Pada kasus misselling, Irvan bilang sebenarnya tak banyak yang bisa diperbuat nasabah selain meminta pengembalian sebesar yang sudah ditaruh. Situasi berbeda jika nasabah tanda tangannya dipalsukan. Irvan bilang itu sudah masuk ranah pidana. Agen asuransi itu bisa digugat baik oleh perusahaan maupun konsumen. Sementara perusahaan asuransi harus ikut bertanggung jawab.
Merujuk pada Pasal 28 POJK No. 69 Tahun 2016 tentang Penyelenggaraan Asuransi, perusahaan asuransi harus ikut bertanggung jawab bila pada polis tersebut sudah ada premi yang disetorkan, termasuk setoran yang melalui skema autodebet. “Asuransi harus bertanggung jawab kalau sudah ada pembayaran premi.”
Irvan tak menampik bila agen dan FA kerap dituntut perusahaan mengejar target sehingga berujung pada misselling maupun pemberitahuan informasi tidak jujur mengenai produk asuransi yang ditawarkan. Namun, Irvan menilai beban ini ada pada OJK lantaran lembaga itu masih belum menerbitkan aturan turunan perekrutan agen asuransi dari UU perasuransian.
Lewat aturan itu agen bakal dituntut memiliki pengetahuan yang cukup dan reputasi yang baik sebelum bisa menawarkan produk asuransi. Tanpa aturan itu, perilaku agen sementara diatur oleh kode etik yang dibuat oleh asosiasi perusahaan asuransi sendiri yang sama sekali tidak ideal.
“Itu harus ditagih ke OJK. Apakah layak kode etik diatur asosiasi perusahaan. Kan, ada benturan kepentingan. Perusahaan hidup itu dari agen,” ucap Irvan.

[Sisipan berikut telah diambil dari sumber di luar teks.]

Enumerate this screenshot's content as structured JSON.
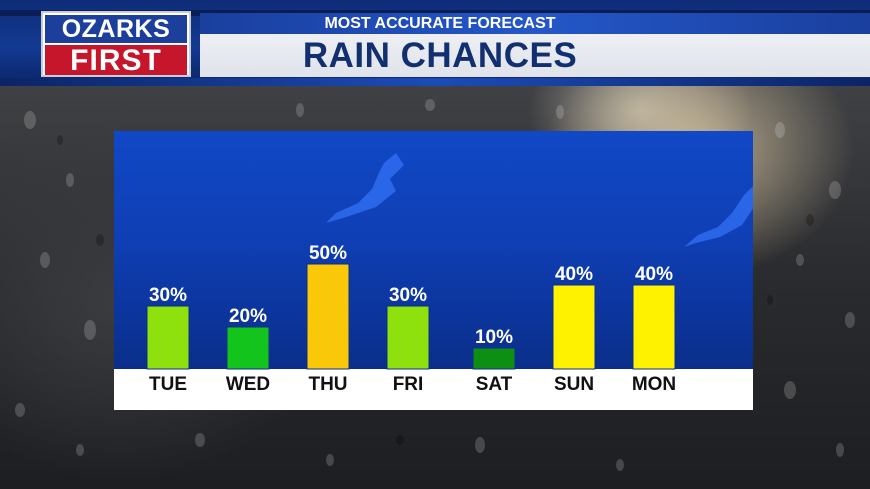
{
  "header": {
    "subtitle": "MOST ACCURATE FORECAST",
    "title": "RAIN CHANCES"
  },
  "logo": {
    "line1": "OZARKS",
    "line2": "FIRST"
  },
  "colors": {
    "header_blue": "#12306f",
    "logo_blue": "#1b3f9a",
    "logo_red": "#c5162c",
    "panel_blue": "#0f3fb5"
  },
  "chart_data": {
    "type": "bar",
    "title": "RAIN CHANCES",
    "categories": [
      "TUE",
      "WED",
      "THU",
      "FRI",
      "SAT",
      "SUN",
      "MON"
    ],
    "values": [
      30,
      20,
      50,
      30,
      10,
      40,
      40
    ],
    "value_labels": [
      "30%",
      "20%",
      "50%",
      "30%",
      "10%",
      "40%",
      "40%"
    ],
    "bar_colors": [
      "#8ee10c",
      "#12c41c",
      "#f9c808",
      "#8ee10c",
      "#0d8f14",
      "#fff200",
      "#fff200"
    ],
    "unit": "%",
    "ylim": [
      0,
      60
    ],
    "grid": false,
    "legend": "none"
  }
}
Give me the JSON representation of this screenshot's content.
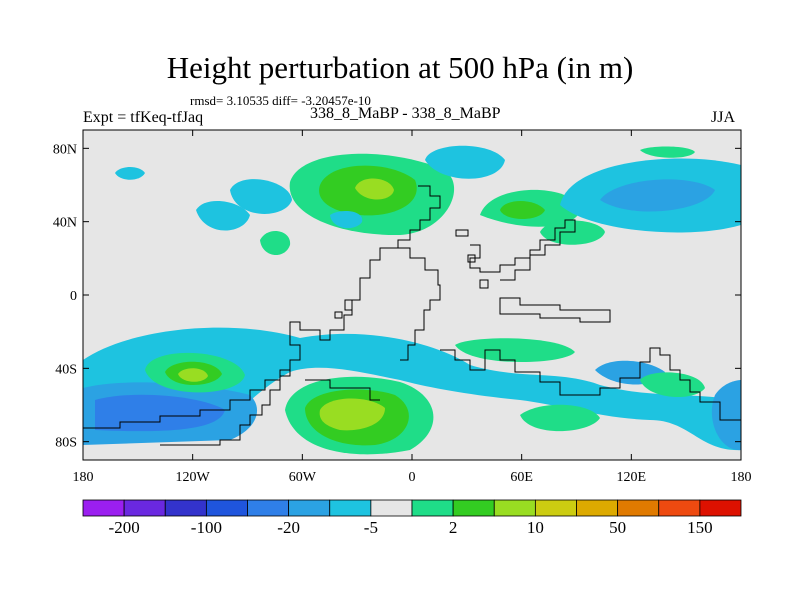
{
  "title": "Height perturbation at 500 hPa (in m)",
  "stats_line": "rmsd= 3.10535 diff= -3.20457e-10",
  "left_label": "Expt = tfKeq-tfJaq",
  "center_label": "338_8_MaBP - 338_8_MaBP",
  "right_label": "JJA",
  "map": {
    "lon_range": [
      -180,
      180
    ],
    "lat_range": [
      -90,
      90
    ],
    "background_color": "#e6e6e6",
    "lat_ticks": [
      {
        "value": 80,
        "label": "80N"
      },
      {
        "value": 40,
        "label": "40N"
      },
      {
        "value": 0,
        "label": "0"
      },
      {
        "value": -40,
        "label": "40S"
      },
      {
        "value": -80,
        "label": "80S"
      }
    ],
    "lon_ticks": [
      {
        "value": -180,
        "label": "180"
      },
      {
        "value": -120,
        "label": "120W"
      },
      {
        "value": -60,
        "label": "60W"
      },
      {
        "value": 0,
        "label": "0"
      },
      {
        "value": 60,
        "label": "60E"
      },
      {
        "value": 120,
        "label": "120E"
      },
      {
        "value": 180,
        "label": "180"
      }
    ]
  },
  "colorbar": {
    "colors": [
      "#9b1ff0",
      "#6a28e0",
      "#3333cc",
      "#1f55dd",
      "#2f7fe8",
      "#2ba2e3",
      "#1ec3e0",
      "#e6e6e6",
      "#1fdd88",
      "#33cc22",
      "#99dd22",
      "#cccc11",
      "#ddaa00",
      "#e07a00",
      "#ee4a10",
      "#dd1100"
    ],
    "labels": [
      {
        "text": "-200",
        "boundary": 1
      },
      {
        "text": "-100",
        "boundary": 3
      },
      {
        "text": "-20",
        "boundary": 5
      },
      {
        "text": "-5",
        "boundary": 7
      },
      {
        "text": "2",
        "boundary": 9
      },
      {
        "text": "10",
        "boundary": 11
      },
      {
        "text": "50",
        "boundary": 13
      },
      {
        "text": "150",
        "boundary": 15
      }
    ]
  },
  "anomalies": [
    {
      "lon": -140,
      "lat": -46,
      "rx": 26,
      "ry": 11,
      "levels": [
        "#1fdd88",
        "#33cc22",
        "#99dd22"
      ]
    },
    {
      "lon": -35,
      "lat": -62,
      "rx": 42,
      "ry": 17,
      "levels": [
        "#1fdd88",
        "#33cc22",
        "#99dd22"
      ]
    },
    {
      "lon": -20,
      "lat": 55,
      "rx": 24,
      "ry": 13,
      "levels": [
        "#1fdd88",
        "#33cc22",
        "#99dd22"
      ]
    },
    {
      "lon": 53,
      "lat": 45,
      "rx": 16,
      "ry": 7,
      "levels": [
        "#1fdd88",
        "#33cc22"
      ]
    },
    {
      "lon": 93,
      "lat": -67,
      "rx": 20,
      "ry": 9,
      "levels": [
        "#1ec3e0"
      ]
    },
    {
      "lon": -150,
      "lat": -66,
      "rx": 34,
      "ry": 13,
      "levels": [
        "#1ec3e0",
        "#2ba2e3",
        "#2f7fe8"
      ]
    },
    {
      "lon": 135,
      "lat": 50,
      "rx": 32,
      "ry": 12,
      "levels": [
        "#1ec3e0",
        "#2ba2e3"
      ]
    }
  ]
}
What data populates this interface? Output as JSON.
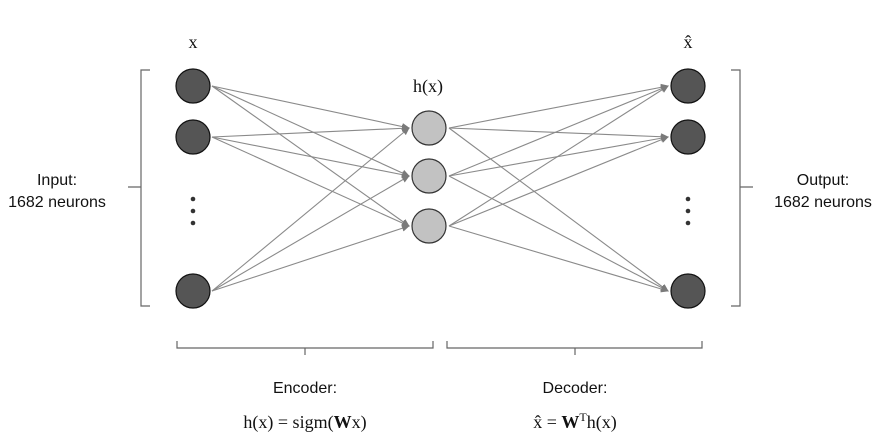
{
  "layers": {
    "input": {
      "symbol": "x",
      "caption_line1": "Input:",
      "caption_line2": "1682 neurons",
      "node_color": "#555555"
    },
    "hidden": {
      "symbol": "h(x)",
      "node_color": "#c2c2c2"
    },
    "output": {
      "symbol": "x̂",
      "caption_line1": "Output:",
      "caption_line2": "1682 neurons",
      "node_color": "#555555"
    }
  },
  "stages": {
    "encoder": {
      "label": "Encoder:",
      "formula_lhs": "h(x) = sigm(",
      "formula_bold": "W",
      "formula_rhs": "x)"
    },
    "decoder": {
      "label": "Decoder:",
      "formula_lhs": "x̂ = ",
      "formula_bold": "W",
      "formula_sup": "T",
      "formula_rhs": "h(x)"
    }
  },
  "colors": {
    "connection": "#8a8a8a",
    "bracket": "#666666"
  }
}
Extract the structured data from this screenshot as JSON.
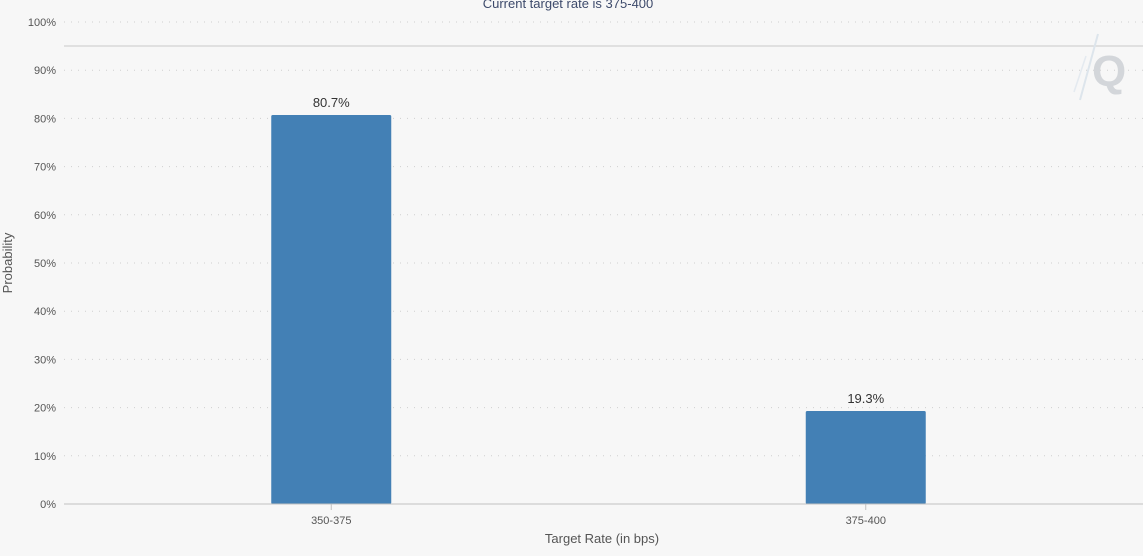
{
  "chart_data": {
    "type": "bar",
    "subtitle": "Current target rate is 375-400",
    "xlabel": "Target Rate (in bps)",
    "ylabel": "Probability",
    "categories": [
      "350-375",
      "375-400"
    ],
    "values": [
      80.7,
      19.3
    ],
    "data_labels": [
      "80.7%",
      "19.3%"
    ],
    "ylim": [
      0,
      100
    ],
    "y_ticks": [
      "0%",
      "10%",
      "20%",
      "30%",
      "40%",
      "50%",
      "60%",
      "70%",
      "80%",
      "90%",
      "100%"
    ],
    "grid": true,
    "legend": "none",
    "bar_color": "#4380b5"
  }
}
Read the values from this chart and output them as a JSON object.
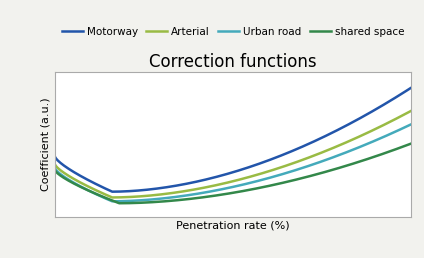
{
  "title": "Correction functions",
  "xlabel": "Penetration rate (%)",
  "ylabel": "Coefficient (a.u.)",
  "lines": [
    {
      "label": "Motorway",
      "color": "#2255aa",
      "lw": 1.8
    },
    {
      "label": "Arterial",
      "color": "#99bb44",
      "lw": 1.8
    },
    {
      "label": "Urban road",
      "color": "#44aabb",
      "lw": 1.8
    },
    {
      "label": "shared space",
      "color": "#33884a",
      "lw": 1.8
    }
  ],
  "figure_bg": "#f2f2ee",
  "axes_bg": "#ffffff",
  "title_fontsize": 12,
  "label_fontsize": 8,
  "legend_fontsize": 7.5
}
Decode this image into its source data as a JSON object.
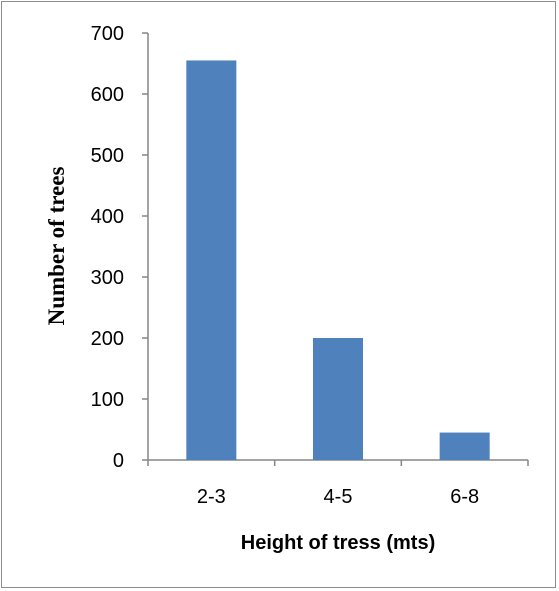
{
  "chart_data": {
    "type": "bar",
    "categories": [
      "2-3",
      "4-5",
      "6-8"
    ],
    "values": [
      655,
      200,
      45
    ],
    "xlabel": "Height of tress (mts)",
    "ylabel": "Number of trees",
    "ylim": [
      0,
      700
    ],
    "yticks": [
      0,
      100,
      200,
      300,
      400,
      500,
      600,
      700
    ],
    "grid": false,
    "bar_color": "#4f81bd",
    "axis_color": "#868686"
  }
}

Direktur Kepatuhan AXA Mandiri Rudy Kamdani mengatakan aktivitas yang dijalankan perusahaan telah sesuai hukum yang berlaku. Ia juga memastikan FA AXA Mandiri telah mendapatkan lisensi keagenan dari Asosiasi Asuransi Jiwa Indonesia (AAJI) sehingga memiliki pemahaman yang benar pada produk asuransi.
“Sebagai perusahaan yang diawasi oleh OJK, proses bisnis yang kami lakukan sudah sesuai dengan aturan yang berlaku,” ucap Rudy kepada reporter Tirto.
Terkait keluhan para nasabah, dia bilang perusahaan tengah menindaklanjutinya sesuai prosedur yang berlaku. Ia memastikan penanganan telah melibatkan penyelidikan menyeluruh dan mereka aktif berkomunikasi dengan nasabah.
Namun, ia bilang penanganan ini melibatkan informasi data nasabah yang sensitif. Oleh karena itu Rudy mengatakan “tidak dapat mengungkapkan informasi lebih lanjut”.